The resolution calls upon the Government of Sri Lanka to implement the Lessons Learnt and Reconciliation Commission (LLRC) recommendations. As we have stated before, had the Government shown some interest and speed in implementing at least some of the Commission's recommendations on which there is common ground among political parties and the vast majority of the people, then the US resolution would have looked foolish. The cry for an international war crimes tribunal has almost been snuffed out in the process.
One would imagine that the US realised that such a tribunal did not have currency with the international community outside Europe. It was after all, the very US State Department that spearheaded this anti-Sri Lanka campaign that once classified the LTTE as the 'most dangerous terrorist organisation' in the world.
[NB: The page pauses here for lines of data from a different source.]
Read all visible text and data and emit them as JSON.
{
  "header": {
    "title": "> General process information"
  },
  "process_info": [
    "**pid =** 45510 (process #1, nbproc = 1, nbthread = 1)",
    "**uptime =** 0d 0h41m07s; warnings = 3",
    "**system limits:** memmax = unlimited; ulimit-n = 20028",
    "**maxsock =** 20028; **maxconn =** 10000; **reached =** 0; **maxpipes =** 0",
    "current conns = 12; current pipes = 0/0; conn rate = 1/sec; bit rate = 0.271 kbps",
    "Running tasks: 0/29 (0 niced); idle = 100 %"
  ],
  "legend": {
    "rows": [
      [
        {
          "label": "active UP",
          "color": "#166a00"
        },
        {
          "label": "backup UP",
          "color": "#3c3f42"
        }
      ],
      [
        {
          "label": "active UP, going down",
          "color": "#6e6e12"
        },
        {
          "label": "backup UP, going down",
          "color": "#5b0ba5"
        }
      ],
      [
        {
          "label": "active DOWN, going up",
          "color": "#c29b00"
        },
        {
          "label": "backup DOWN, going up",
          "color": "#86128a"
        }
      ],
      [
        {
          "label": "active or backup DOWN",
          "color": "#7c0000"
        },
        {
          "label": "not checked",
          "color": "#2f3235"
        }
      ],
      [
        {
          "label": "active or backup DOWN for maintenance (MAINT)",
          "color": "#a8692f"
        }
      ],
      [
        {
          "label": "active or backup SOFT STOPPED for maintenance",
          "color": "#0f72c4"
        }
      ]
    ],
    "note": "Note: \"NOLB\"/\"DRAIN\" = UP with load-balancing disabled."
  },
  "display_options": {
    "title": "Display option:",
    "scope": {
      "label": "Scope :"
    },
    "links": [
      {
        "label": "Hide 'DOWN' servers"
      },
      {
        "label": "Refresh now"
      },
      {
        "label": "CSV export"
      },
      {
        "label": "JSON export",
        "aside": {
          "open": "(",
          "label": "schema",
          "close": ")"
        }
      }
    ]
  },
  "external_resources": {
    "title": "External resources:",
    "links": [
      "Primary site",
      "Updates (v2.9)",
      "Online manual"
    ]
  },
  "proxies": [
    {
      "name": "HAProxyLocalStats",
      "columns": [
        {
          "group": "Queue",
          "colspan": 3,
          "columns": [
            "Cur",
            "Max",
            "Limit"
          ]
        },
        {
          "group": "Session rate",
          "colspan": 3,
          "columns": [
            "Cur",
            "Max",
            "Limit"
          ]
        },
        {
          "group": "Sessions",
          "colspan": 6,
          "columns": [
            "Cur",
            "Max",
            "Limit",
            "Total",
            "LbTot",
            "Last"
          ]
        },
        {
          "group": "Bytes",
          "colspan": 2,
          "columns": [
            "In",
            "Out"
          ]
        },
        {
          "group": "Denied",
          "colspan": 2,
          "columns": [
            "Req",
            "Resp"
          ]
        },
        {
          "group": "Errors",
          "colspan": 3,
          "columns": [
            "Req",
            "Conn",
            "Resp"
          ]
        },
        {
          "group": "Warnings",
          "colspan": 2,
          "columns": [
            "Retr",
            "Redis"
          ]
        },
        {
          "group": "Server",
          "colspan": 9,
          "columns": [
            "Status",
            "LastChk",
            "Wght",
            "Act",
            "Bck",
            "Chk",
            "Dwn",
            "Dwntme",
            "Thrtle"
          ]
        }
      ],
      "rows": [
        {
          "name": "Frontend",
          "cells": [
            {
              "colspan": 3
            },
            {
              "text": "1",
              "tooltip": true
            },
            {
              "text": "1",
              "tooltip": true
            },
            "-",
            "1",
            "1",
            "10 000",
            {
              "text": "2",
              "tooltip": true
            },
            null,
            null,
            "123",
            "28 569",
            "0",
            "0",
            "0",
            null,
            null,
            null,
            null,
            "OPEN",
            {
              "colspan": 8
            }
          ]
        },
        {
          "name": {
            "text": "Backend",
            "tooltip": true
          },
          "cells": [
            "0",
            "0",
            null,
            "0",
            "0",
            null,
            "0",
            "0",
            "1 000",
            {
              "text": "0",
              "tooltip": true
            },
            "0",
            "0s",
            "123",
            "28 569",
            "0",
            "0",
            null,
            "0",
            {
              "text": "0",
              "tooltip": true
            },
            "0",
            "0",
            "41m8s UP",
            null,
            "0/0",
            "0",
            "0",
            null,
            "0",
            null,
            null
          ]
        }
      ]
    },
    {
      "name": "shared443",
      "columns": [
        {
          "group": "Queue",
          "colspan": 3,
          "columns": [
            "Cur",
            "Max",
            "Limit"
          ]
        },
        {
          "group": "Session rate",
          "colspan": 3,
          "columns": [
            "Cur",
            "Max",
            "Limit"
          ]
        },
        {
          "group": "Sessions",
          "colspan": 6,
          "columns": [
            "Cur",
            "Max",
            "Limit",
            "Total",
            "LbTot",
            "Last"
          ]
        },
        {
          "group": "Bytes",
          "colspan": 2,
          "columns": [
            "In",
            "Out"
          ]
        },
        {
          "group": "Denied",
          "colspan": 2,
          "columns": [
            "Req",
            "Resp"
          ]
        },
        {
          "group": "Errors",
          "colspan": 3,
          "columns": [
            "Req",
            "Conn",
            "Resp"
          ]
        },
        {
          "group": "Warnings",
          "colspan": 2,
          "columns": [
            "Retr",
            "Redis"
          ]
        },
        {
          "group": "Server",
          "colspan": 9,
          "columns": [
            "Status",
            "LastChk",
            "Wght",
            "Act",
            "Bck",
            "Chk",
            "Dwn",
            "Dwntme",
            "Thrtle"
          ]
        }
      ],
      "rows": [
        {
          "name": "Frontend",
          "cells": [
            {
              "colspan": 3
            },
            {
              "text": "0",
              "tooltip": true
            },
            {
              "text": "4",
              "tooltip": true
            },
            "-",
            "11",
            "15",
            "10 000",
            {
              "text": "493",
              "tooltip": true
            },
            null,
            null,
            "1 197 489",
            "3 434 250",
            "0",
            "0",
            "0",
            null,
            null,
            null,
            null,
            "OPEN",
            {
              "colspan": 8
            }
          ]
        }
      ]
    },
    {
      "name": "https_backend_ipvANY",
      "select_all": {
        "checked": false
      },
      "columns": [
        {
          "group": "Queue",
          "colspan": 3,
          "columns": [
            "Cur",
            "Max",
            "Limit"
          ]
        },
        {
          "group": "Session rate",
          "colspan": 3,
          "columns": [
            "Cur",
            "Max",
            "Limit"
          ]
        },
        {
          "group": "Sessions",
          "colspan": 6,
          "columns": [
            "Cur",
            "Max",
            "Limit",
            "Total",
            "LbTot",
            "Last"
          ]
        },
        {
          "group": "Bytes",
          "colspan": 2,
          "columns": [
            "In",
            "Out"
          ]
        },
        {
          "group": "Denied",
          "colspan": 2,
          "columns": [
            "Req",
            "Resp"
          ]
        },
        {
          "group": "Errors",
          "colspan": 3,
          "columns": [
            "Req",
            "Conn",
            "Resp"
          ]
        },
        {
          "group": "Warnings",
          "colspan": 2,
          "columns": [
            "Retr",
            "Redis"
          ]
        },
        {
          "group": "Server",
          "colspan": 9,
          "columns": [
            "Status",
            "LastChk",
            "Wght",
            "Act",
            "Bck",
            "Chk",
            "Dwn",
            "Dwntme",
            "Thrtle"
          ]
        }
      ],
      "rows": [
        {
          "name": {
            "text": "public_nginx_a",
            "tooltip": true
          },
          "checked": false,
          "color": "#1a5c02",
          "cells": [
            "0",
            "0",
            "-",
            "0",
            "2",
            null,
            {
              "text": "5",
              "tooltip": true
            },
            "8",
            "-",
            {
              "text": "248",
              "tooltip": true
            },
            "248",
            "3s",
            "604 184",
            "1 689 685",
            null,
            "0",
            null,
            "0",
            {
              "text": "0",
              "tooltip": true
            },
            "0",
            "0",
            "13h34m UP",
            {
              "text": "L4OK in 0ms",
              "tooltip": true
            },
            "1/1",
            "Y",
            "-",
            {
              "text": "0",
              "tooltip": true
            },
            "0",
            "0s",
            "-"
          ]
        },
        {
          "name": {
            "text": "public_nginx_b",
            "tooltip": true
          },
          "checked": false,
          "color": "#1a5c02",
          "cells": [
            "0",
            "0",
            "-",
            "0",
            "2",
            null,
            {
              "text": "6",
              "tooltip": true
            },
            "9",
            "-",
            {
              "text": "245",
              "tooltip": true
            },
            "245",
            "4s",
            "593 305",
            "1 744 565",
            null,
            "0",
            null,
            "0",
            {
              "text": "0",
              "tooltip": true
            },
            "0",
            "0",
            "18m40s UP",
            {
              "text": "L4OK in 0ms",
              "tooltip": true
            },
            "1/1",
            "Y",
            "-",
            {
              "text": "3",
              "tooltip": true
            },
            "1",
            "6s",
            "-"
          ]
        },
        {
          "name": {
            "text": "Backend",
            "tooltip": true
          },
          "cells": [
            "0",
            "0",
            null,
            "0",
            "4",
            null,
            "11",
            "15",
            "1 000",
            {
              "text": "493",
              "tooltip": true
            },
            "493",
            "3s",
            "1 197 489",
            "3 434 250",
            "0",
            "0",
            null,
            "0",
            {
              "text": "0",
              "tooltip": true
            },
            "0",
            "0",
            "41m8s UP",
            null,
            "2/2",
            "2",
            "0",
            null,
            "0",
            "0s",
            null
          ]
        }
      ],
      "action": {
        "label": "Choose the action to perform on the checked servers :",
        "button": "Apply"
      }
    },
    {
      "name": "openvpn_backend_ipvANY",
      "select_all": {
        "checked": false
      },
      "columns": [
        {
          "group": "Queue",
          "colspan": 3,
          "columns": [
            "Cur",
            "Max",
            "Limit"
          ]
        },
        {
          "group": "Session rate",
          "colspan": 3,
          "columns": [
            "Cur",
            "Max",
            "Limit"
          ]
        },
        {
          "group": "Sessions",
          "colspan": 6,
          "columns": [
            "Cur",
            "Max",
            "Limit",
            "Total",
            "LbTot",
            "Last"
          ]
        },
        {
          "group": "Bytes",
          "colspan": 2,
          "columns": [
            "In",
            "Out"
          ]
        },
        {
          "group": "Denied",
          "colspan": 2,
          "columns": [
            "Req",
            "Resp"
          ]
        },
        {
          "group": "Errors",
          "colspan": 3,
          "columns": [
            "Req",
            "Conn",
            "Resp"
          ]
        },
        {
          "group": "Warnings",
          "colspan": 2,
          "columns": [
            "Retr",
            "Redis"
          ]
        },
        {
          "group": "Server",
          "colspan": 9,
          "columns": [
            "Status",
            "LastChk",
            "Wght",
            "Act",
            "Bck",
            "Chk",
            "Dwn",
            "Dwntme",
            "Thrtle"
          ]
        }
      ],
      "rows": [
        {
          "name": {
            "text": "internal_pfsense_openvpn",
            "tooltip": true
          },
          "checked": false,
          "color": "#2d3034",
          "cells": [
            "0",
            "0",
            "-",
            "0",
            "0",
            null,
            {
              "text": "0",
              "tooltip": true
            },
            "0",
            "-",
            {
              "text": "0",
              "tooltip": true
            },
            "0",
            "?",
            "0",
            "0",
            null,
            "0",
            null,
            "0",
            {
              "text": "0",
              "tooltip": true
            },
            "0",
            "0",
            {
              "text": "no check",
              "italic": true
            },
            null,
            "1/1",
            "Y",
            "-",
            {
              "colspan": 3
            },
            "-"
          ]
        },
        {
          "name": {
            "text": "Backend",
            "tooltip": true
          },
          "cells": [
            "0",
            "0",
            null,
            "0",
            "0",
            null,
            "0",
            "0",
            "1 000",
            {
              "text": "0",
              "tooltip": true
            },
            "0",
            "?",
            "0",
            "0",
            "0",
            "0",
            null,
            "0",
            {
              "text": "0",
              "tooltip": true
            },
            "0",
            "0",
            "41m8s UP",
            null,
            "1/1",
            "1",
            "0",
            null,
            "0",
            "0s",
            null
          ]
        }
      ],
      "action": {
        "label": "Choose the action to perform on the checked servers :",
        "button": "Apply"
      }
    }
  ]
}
One might venture to suggest that it was not the 'ground situation' in Sri Lanka that mattered so much as the 'ground situation' in the US, Europe and India in this case. The Sri Lankan External Affairs Minister made it a point to say after Thursday's vote that the UNHRC was no longer governed by the merits of a particular issue "but by strategic alliances and domestic political issues". While this is true to a large extent, Sri Lanka has failed to fulfil many of the commitments it has itself given before to the UNHRC - and to India. Often these commitments are made without much thought, or to get disentangled from knotty situations, and then they come to haunt the country thereafter. It is time the Government reflects and re-charters its foreign and domestic policy strategies and assesses where it went wrong on the road to Geneva.